The original Hendel Futerfas, the great-great-uncle of the current one, wasn’t a typical chassid, either. Also known as Hendel or Henoch Lieberman, the first Hendel Futerfas (1900–1976) painted propaganda posters for Russian dictator Joseph Stalin. After World War II, he became close to Rebbe Yosef Yitzchak Schneersohn of Lubavitch (the Rayatz), and moved to Crown Heights in 1951 — the year after the Rayatz’s passing and the induction of the Lubavitcher Rebbe Menachem Mendel Schneerson. There he began painting dreamy shtetl scenes populated by elongated Jewish figures who look ready to drift heavenward, Chagall-style.
His 21st-century namesake, a 29-year-old artist and Lubavitcher chassid, also brings together many worlds. Possessed of a thoughtful yet cosmopolitan manner, he could intermingle as easily at a farbrengen as at a Park Slope soiree, and speaks the languages both of the Rebbe’s sichos and the contemporary art world.
This Hendel’s art has a more modern bend than his ancestor, comprising abstract painting and sculptures, portraits, and scenes of Jewish life. Fellow Chabad artist Michoel Muchnik, known for his fanciful illustrative art, says Hendel’s vision “blends Jewish traditional lifestyle and modern taste without being pretentious, with a masterful use of color and composition.”
As a professionally trained artist, Hendel now exhibits in shows from Atlanta to the Hamptons. He didn’t originally expect to make art his life’s work, but it was in his name and in his blood. Eventually, he gave into the pull.
Deeply Rooted
Hendel grew up among tales of his illustrious namesake. As a great-grandson of Rabbi Mendel Futerfas on his father’s side and a grandson of Rabbi Yehuda Krinsky, the Rebbe’s personal secretary, on his mother’s, he was deeply embedded in the inner circles of Chabad as a child. Yet the stories of his great-uncle’s detours into secular art always fascinated him. “It was exciting to me,” he says. “I knew I was named for someone who wasn’t typical, who’d led a life that was out of the box.”
By the time he was 11 or 12, Hendel was starting to draw, often copying his great-uncle’s work.
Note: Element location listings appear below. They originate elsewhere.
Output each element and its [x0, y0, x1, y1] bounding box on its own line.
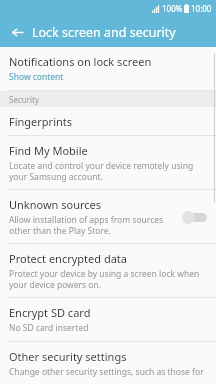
staticText: Locate and control your device remotely …	[9, 160, 204, 182]
staticText: 100%	[162, 3, 183, 14]
staticText: Show content	[9, 71, 64, 83]
button[interactable]: Find My Mobile	[0, 136, 216, 189]
button[interactable]: Unknown sources toggle	[182, 210, 208, 224]
staticText: Unknown sources	[9, 197, 102, 212]
staticText: Protect your device by using a screen lo…	[9, 268, 204, 290]
button[interactable]: Fingerprints	[0, 107, 216, 135]
staticText: Encrypt SD card	[9, 305, 91, 320]
staticText: Other security settings	[9, 349, 127, 364]
staticText: Protect encrypted data	[9, 251, 127, 266]
button[interactable]: Protect encrypted data	[0, 244, 216, 297]
staticText: Security	[9, 94, 40, 105]
staticText: Change other security settings, such as …	[9, 366, 204, 377]
staticText: Notifications on lock screen	[9, 54, 152, 69]
button[interactable]: Unknown sources	[0, 190, 216, 243]
button[interactable]: Notifications on lock screen	[0, 47, 216, 90]
staticText: Find My Mobile	[9, 143, 88, 158]
staticText: No SD card inserted	[9, 322, 89, 334]
button[interactable]: Other security settings	[0, 342, 216, 384]
staticText: 10:00	[191, 3, 212, 14]
staticText: Allow installation of apps from sources …	[9, 214, 176, 236]
staticText: Fingerprints	[9, 114, 73, 129]
staticText: Lock screen and security	[32, 24, 176, 41]
button[interactable]: Encrypt SD card	[0, 298, 216, 341]
button[interactable]: Back	[6, 21, 28, 43]
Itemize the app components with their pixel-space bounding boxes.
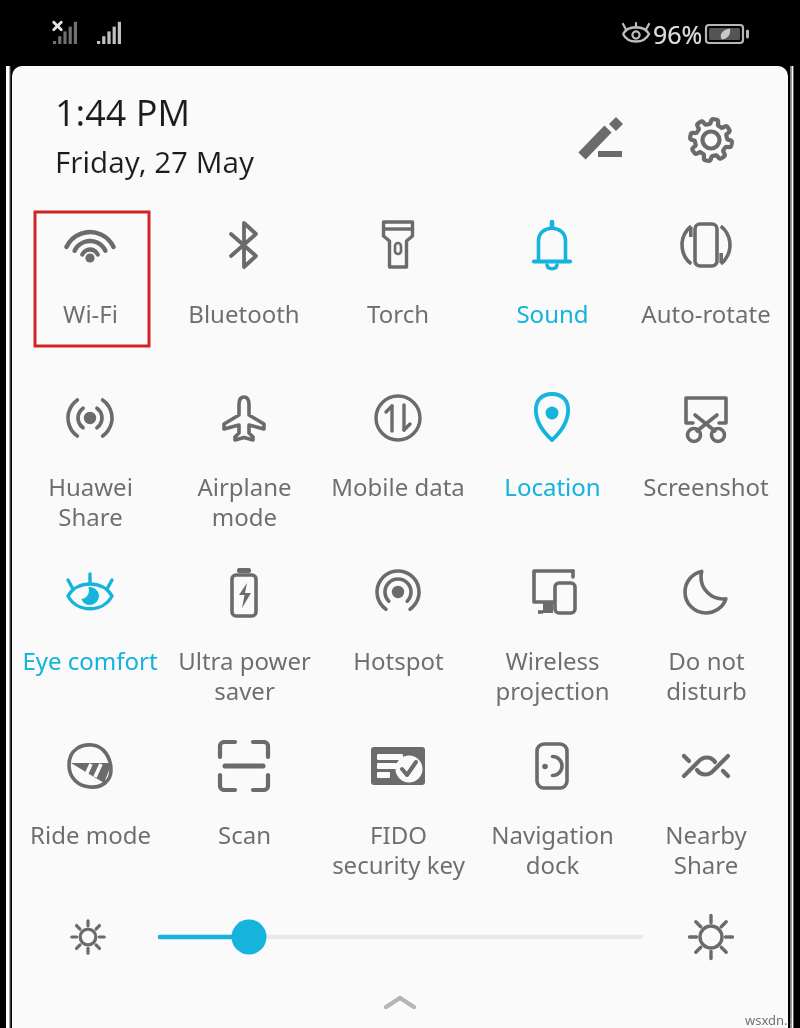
staticText: 1:44 PM — [55, 88, 191, 137]
button[interactable]: Location — [475, 378, 629, 550]
button[interactable]: High brightness — [687, 913, 735, 961]
staticText: wsxdn.com — [745, 1011, 800, 1028]
staticText: Location — [504, 470, 601, 503]
staticText: Huawei Share — [48, 470, 133, 533]
button[interactable]: Screenshot — [629, 378, 783, 550]
staticText: Ultra power saver — [178, 644, 311, 707]
staticText: Friday, 27 May — [55, 141, 255, 181]
button[interactable]: FIDO security key — [321, 726, 475, 898]
staticText: Torch — [367, 297, 429, 330]
button[interactable]: Auto-rotate — [629, 205, 783, 377]
button[interactable]: Eye comfort — [13, 552, 167, 724]
button[interactable]: Huawei Share — [13, 378, 167, 550]
staticText: Wireless projection — [495, 644, 610, 707]
button[interactable]: Ultra power saver — [167, 552, 321, 724]
button[interactable]: Collapse — [372, 982, 428, 1028]
staticText: Wi-Fi — [63, 297, 118, 330]
staticText: Navigation dock — [491, 818, 614, 881]
button[interactable]: Sound — [475, 205, 629, 377]
button[interactable]: Low brightness — [64, 913, 112, 961]
button[interactable]: Bluetooth — [167, 205, 321, 377]
button[interactable]: 1:44 PM — [55, 88, 255, 181]
button[interactable]: Scan — [167, 726, 321, 898]
staticText: Airplane mode — [197, 470, 292, 533]
button[interactable]: Do not disturb — [629, 552, 783, 724]
button[interactable]: Wireless projection — [475, 552, 629, 724]
staticText: Bluetooth — [188, 297, 300, 330]
staticText: Mobile data — [331, 470, 465, 503]
staticText: Do not disturb — [666, 644, 747, 707]
button[interactable]: Ride mode — [13, 726, 167, 898]
button[interactable]: Brightness slider — [155, 917, 650, 957]
staticText: Nearby Share — [665, 818, 747, 881]
button[interactable]: Settings — [676, 105, 746, 175]
staticText: Auto-rotate — [641, 297, 771, 330]
button[interactable]: Airplane mode — [167, 378, 321, 550]
button[interactable]: Hotspot — [321, 552, 475, 724]
staticText: Ride mode — [30, 818, 151, 851]
staticText: Screenshot — [643, 470, 769, 503]
button[interactable]: Mobile data — [321, 378, 475, 550]
staticText: FIDO security key — [332, 818, 465, 881]
staticText: Sound — [516, 297, 589, 330]
button[interactable]: Torch — [321, 205, 475, 377]
staticText: Eye comfort — [22, 644, 158, 677]
button[interactable]: Navigation dock — [475, 726, 629, 898]
button[interactable]: Edit — [570, 105, 640, 175]
staticText: Hotspot — [353, 644, 444, 677]
button[interactable]: Nearby Share — [629, 726, 783, 898]
staticText: Scan — [218, 818, 271, 851]
staticText: 96% — [653, 17, 703, 51]
button[interactable]: Wi-Fi — [13, 205, 167, 377]
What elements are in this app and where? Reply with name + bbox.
Hendel recalls that his first painting depicted a man standing at sunrise near a fence he’d built, sledgehammer in hand, with dew from leaves above dripping onto his head. “I was envisioning a feeling of satisfaction, completed by a drop of G-dliness,” he says. “But at 14 or 15, I still couldn’t draw all that well.”
The Chabad world kept him so busy that he didn’t have much time for his art. As a 13-year-old, he was sent to Chabad summer camp in Tzfas, then stayed on for yeshivah. He returned to the US to attend mesivta under Rabbi Mottel Friedman in Minneapolis and then did stints in Chicago and Los Angeles before spending time in Rostov in Russia. As they say, “Join Lubavitch, see the world.”